Hassan Kacimi, spécialiste en questions sécuritaires : «La menace est réelle»

Hassan Kacimi, spécialiste en géopolitique et questions sécuritaires, affirme, dans cet entretien, que la menace terroriste est bel et bien réelle et qu’il faut se donner tous les moyens pour y faire face. Il confirme que les prochaines années seront difficiles à cerner sur le plan sécuritaire, mais rassure que l’Algérie a acquis une expérience et que sa stratégie de lutte est reconnue sur le plan international.
Comment évaluez-vous la situation sécuritaire et la politique mise en place pour affronter toutes les menaces qui guettent le pays ?

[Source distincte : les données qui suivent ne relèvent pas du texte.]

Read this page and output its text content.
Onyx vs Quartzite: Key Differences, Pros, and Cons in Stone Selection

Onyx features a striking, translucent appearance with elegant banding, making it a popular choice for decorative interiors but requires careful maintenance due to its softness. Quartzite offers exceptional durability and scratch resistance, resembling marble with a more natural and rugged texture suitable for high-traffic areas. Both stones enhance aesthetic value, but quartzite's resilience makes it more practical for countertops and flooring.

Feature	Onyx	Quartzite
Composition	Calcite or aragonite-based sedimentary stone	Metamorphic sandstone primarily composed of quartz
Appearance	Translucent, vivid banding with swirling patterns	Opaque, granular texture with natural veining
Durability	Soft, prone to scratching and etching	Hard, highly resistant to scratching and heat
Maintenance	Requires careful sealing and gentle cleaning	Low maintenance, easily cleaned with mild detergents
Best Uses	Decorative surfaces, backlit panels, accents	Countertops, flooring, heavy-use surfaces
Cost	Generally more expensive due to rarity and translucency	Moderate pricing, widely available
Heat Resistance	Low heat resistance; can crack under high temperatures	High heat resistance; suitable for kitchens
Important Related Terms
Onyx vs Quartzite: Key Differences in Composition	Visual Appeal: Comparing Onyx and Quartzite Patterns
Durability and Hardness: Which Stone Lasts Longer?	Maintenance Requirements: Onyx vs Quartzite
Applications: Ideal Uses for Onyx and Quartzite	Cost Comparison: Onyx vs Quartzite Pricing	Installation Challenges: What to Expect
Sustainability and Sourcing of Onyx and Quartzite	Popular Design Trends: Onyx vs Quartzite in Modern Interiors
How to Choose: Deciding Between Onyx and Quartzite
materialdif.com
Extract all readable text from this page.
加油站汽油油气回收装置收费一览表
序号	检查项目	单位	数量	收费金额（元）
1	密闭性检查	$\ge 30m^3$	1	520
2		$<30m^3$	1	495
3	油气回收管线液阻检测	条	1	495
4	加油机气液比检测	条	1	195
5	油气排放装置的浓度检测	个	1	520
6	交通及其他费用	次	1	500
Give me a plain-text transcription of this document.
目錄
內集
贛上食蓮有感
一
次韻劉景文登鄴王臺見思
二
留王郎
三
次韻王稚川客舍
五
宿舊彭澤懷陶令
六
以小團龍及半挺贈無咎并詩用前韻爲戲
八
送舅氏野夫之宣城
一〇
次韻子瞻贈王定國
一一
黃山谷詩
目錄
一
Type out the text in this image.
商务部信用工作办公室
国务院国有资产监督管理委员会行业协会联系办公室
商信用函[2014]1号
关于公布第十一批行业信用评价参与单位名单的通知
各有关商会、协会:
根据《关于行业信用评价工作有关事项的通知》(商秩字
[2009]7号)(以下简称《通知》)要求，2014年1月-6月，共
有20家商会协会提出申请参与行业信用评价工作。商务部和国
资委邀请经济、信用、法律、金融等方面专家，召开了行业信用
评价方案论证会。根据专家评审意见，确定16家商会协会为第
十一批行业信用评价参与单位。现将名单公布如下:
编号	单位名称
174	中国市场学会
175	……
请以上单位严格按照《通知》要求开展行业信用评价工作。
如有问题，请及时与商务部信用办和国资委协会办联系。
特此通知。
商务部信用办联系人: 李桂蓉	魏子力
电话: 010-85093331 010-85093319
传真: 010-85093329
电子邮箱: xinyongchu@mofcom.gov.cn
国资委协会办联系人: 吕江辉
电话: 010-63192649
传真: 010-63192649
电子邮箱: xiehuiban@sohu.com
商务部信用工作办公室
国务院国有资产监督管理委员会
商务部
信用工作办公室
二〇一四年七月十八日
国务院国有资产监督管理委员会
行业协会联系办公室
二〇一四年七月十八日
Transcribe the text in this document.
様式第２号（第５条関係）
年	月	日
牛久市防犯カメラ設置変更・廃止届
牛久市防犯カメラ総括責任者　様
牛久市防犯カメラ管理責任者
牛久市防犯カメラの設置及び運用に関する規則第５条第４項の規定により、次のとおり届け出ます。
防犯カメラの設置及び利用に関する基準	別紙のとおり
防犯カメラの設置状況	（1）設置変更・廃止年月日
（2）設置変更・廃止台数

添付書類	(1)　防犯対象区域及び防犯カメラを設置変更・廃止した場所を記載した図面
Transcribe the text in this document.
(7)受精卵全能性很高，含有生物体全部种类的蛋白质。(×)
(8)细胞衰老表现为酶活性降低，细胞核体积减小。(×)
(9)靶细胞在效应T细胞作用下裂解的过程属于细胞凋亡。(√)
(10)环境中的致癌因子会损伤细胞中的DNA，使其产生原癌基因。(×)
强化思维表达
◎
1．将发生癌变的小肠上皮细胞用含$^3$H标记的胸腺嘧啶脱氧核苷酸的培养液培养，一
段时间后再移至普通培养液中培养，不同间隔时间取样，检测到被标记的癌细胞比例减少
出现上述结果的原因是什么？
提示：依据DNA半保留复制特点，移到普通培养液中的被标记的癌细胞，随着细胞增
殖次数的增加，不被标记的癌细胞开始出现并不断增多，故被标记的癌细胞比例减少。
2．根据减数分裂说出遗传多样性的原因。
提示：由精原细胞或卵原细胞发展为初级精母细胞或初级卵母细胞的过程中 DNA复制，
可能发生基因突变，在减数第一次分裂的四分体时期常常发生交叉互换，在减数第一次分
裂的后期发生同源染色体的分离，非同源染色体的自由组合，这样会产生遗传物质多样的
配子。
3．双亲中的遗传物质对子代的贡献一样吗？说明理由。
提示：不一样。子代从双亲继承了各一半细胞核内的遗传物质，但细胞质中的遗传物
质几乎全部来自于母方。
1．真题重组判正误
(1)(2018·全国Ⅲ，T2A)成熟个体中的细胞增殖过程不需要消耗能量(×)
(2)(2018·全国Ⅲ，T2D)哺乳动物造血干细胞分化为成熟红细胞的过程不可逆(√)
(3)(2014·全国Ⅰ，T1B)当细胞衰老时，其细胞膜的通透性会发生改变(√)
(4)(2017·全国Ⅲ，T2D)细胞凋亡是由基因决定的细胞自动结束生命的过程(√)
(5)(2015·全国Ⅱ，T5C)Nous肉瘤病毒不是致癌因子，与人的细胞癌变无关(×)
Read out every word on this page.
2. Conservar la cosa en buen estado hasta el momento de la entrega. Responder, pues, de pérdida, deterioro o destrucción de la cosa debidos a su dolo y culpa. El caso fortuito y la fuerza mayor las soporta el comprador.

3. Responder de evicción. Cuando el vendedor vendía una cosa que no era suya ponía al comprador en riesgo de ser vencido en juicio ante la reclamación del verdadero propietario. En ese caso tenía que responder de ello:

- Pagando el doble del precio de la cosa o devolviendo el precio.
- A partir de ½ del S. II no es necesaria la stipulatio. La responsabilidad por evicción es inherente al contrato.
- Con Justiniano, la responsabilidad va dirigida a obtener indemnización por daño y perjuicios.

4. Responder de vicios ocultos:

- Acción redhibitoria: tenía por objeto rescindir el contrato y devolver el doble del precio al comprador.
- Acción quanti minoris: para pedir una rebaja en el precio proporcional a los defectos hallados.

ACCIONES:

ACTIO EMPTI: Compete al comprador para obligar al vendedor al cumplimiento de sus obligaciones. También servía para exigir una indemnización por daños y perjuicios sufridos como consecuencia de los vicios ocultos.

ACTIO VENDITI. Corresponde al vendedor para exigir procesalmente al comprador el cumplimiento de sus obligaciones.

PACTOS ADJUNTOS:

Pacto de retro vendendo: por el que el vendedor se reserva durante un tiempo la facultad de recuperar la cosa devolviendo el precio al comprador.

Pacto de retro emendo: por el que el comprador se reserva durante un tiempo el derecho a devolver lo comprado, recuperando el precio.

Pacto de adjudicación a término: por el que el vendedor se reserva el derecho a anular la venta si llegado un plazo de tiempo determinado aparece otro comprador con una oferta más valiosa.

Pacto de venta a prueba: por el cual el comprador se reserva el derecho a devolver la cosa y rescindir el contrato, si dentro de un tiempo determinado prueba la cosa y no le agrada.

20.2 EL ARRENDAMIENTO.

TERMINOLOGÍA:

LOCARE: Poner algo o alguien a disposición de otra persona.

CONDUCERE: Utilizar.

Le chef d’état-major de l’ANP, Saïd Chanegriha, concernant la dernière opération qui a mis hors d’état de nuire à Skikda une quinzaine de terroristes, dont cinq capturés vivants, avait affirmé que nous sommes en présence de groupes résiduels. Je pense qu’au niveau du massif montagneux de Skikda, ce sont les derniers groupes qui ont été délocalisés et éliminés. Toujours est-il, la menace est encore là, pour la simple raison qu’à nos frontières, l’instabilité et l’insécurité se développent et prennent de l’ampleur. Et là, il faudrait poser d’autres problématiques.  Vous devez savoir que le terrorisme et les groupes armés sont instrumentalisés dans le cadre de processus subversifs de domination des territoires. Comme je l’ai toujours dit, la poudrière du Moyen-Orient s’est malheureusement déplacée au Maghreb et depuis 2011, elle s’est localisée aussi dans le Sahel. D’ailleurs, la chute et l’effondrement de l’Etat libyen ont eu des conséquences catastrophiques sur la région. Quand il y a une instabilité au nord du Mali, au Niger et au Burkina Faso, et qui devient, hélas, endémique dans cette zone, cela impacte la sécurité régionale de manière négative. C’est ce qui fait que l’Algérie se mobilise et engage beaucoup de moyens dans le cadre de la lutte antiterroriste. En plus de cela, vous avez la monarchie du Maroc qui adopte une politique  hostile et belliqueuse à l’égard de l’Algérie. Ce qui est encore plus grave, le Makhzen a fait alliance avec l’entité sioniste pour déstabiliser éventuellement l’Algérie. Le tableau qui se présente n’est pas reluisant. Avec tous les événements sur le plan international, nous risquons d’avoir une fin d’année 2022 et une année 2023 très difficiles, notamment pour les Etats qui ne seront pas résilients. Je doute fort que la situation puisse s’améliorer d’ici là. En analysant l’ensemble des indicateurs, je pense que la situation va se dégrader encore plus.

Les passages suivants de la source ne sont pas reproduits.